I’ve seen both of the main winners at this year’s Academy Awards, Gravity and 12 Years A Slave – and I came away from both of them feeling just a bit underwhelmed. Don’t worry, this isn’t going to be one of those “Why the Oscars suck!” posts, not least because I don’t really feel particularly invested in them to begin with. What I want to talk about instead is this: expectations.
With 12 Years A Slave, I went in expecting to be as much bowled over as I was with Hunger and Shame. I was stunned when I caught Hunger on TV a couple of years ago; his visual language and his storytelling, combined with Fassbender’s amazing performance (is the guy ever any less than very good?), struck me as something I’d never seen. Shame built on this, engaging me both emotionally and intellectually in a way that’s rare in films. 12 Years A Slave is by no means a bad film, in fact it’s very good, a beautiful example of moviemaking craft on all fronts – but it didn’t stun me. It felt less unique than McQueen’s previous films.
Gravity, too, is an exquisitely crafted film. It’s been criticised for being (allegedly) thematically shallow, all spectacle and no substance – which I don’t agree with. No, my beef with Gravity is this: I watched the trailer on a large screen in HD, and it pulled me in, evoking a real dread of floating in outer space, untethered, with nothing there but stars that are trillions of miles away. It’s not that the film itself didn’t summon this dread, but it didn’t build on it: basically the thing I liked best about the film was already there in the trailer. More so, actually, because it was distilled into two minutes. It doesn’t help that I’m not a big Sandra Bullock fan, finding her bland rather than relatable, but mainly my disappointment was similar to what I felt after 12 Years A Slave.

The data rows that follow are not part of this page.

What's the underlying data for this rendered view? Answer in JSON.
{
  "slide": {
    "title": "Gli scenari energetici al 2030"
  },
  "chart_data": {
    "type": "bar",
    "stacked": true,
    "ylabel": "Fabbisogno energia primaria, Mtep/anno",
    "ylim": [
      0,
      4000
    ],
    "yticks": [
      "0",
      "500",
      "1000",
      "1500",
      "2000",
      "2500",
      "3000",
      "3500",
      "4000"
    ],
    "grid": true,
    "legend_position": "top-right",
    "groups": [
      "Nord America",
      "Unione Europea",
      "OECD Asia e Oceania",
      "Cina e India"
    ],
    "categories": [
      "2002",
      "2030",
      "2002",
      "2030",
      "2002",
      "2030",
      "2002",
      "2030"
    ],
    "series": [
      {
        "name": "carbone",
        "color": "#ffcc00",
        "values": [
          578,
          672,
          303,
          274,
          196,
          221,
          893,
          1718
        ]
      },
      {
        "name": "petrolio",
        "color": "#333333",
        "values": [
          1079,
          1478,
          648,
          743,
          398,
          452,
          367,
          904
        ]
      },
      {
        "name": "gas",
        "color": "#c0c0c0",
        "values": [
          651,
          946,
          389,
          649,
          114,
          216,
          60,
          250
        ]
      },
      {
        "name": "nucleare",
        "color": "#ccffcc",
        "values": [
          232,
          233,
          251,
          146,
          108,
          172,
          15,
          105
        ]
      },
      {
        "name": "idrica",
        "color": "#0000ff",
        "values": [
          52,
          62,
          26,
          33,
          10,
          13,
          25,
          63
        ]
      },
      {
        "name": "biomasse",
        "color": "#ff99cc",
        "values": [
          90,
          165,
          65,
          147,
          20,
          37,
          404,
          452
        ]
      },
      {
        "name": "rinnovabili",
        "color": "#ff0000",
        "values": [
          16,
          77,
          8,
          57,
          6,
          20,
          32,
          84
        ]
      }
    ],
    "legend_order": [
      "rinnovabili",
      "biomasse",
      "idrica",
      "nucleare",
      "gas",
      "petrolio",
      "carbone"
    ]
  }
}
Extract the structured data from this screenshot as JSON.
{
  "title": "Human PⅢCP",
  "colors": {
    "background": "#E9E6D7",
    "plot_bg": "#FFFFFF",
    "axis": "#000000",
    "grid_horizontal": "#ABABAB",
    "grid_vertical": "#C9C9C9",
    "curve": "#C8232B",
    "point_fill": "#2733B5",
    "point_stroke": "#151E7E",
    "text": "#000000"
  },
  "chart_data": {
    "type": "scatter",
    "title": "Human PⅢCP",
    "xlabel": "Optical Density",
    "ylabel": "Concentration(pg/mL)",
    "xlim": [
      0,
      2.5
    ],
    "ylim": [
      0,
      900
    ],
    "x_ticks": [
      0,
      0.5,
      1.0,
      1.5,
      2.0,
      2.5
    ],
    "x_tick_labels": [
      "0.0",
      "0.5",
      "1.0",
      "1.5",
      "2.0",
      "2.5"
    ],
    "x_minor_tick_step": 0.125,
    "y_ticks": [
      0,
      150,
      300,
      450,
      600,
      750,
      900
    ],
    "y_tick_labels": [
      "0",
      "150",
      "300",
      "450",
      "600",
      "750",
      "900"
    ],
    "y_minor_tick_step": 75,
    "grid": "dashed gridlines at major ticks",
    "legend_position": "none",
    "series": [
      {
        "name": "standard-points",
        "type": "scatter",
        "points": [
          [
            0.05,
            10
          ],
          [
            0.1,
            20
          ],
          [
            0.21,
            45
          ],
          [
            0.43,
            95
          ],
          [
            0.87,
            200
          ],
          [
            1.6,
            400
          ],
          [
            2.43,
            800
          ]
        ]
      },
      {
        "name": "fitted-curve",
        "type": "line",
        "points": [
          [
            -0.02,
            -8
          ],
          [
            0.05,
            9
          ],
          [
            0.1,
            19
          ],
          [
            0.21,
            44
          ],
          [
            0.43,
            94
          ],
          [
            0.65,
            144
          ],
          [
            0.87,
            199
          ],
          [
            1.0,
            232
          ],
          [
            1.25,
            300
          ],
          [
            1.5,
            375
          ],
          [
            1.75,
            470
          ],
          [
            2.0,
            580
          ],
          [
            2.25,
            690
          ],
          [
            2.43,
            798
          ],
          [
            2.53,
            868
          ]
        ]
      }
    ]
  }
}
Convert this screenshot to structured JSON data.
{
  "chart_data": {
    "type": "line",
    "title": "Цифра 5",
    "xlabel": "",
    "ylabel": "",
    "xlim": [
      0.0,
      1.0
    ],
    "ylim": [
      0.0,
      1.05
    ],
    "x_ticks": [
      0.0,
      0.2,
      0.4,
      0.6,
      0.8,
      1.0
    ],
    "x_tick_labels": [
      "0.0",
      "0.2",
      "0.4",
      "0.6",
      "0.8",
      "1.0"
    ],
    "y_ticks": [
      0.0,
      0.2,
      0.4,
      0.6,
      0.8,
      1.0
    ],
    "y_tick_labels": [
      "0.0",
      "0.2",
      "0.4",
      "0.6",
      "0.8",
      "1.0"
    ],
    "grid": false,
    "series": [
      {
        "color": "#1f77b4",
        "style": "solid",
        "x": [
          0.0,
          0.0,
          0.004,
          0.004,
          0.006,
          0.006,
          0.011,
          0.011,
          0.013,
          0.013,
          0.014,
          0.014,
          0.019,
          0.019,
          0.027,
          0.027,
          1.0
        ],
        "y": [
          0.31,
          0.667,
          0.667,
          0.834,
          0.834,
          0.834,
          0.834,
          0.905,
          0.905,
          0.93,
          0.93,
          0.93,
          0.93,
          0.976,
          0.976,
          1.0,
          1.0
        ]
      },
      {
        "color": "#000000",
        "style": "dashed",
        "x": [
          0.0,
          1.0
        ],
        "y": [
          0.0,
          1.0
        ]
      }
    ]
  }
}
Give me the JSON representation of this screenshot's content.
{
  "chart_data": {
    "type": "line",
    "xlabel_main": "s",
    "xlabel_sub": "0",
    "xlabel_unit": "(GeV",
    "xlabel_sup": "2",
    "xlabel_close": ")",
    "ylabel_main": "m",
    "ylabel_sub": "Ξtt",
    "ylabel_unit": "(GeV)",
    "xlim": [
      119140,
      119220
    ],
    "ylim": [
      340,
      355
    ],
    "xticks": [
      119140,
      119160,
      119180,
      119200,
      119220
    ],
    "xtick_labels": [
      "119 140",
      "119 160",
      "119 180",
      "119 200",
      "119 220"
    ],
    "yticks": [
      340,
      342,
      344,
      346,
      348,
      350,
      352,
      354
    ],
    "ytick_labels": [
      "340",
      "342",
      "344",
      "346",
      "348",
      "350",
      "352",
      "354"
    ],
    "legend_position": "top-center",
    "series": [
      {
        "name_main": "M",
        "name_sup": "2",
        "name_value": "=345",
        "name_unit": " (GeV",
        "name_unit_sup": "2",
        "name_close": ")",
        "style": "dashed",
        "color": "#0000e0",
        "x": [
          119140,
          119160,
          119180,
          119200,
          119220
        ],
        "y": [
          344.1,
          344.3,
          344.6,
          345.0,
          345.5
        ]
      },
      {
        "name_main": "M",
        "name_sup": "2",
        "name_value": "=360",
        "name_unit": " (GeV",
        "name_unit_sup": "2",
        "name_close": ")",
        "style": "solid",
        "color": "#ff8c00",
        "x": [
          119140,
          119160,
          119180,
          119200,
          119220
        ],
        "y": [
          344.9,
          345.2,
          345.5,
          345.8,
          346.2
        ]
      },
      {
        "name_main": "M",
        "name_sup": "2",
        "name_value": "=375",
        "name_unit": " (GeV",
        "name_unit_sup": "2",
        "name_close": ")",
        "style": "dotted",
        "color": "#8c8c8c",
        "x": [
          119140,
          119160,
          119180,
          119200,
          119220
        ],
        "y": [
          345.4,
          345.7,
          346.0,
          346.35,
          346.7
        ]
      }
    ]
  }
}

I was disappointed, not because the films were bad, but because they didn’t, and perhaps couldn’t, meet my expectations.
In some ways I think those expectations weren’t entirely fair, if fairness indeed comes into the matter. If I hadn’t seen and been so receptive for that particular Gravity trailer, the actual film might have wowed me more thoroughly. If I hadn’t been stunned by Hunger and Shame, I might not have expected 12 Years A Slave to be stunning in that particular way, and this in turn might have allowed me to appreciate it more for what it was rather than being disappointed at what it wasn’t. Then again, without the trailer I might not have gone to see Gravity to begin with; I might not have gone to see 12 Years A Slave at the cinema just because of Chiwetel Ejiofor (no doubt a great actor, but I don’t go to the cinema just because of a particular actor).
How many films could I have appreciated more if it hadn’t been for very specific expectations? And how do you manage your expectations anyway? I’m not sure I could, or would want to, watch a trailer and go, “Yeah, fantastic trailer, but I’m sure the film won’t live up to it. I’ll go and see it, but ho hum…” I want to be enthusiastic about things, I want to have that feeling of anticipation – and when such expectations aren’t just met but surpassed, it feels amazing. If anything, the problem may not be how much I expect but how specific my expectations are.
Anyway: sometimes when I rewatch films that underwhelmed me the first time, I enjoy them all the more the second time around. I’m sure that in a couple of years’ time Film Four will show 12 Years a Slave and Gravity, just in time for Cuaron and McQueen’s latest works – and if I go to see them expecting to be just a bit disappointed and underwhelmed, perhaps I’ll come away enjoying them all the more.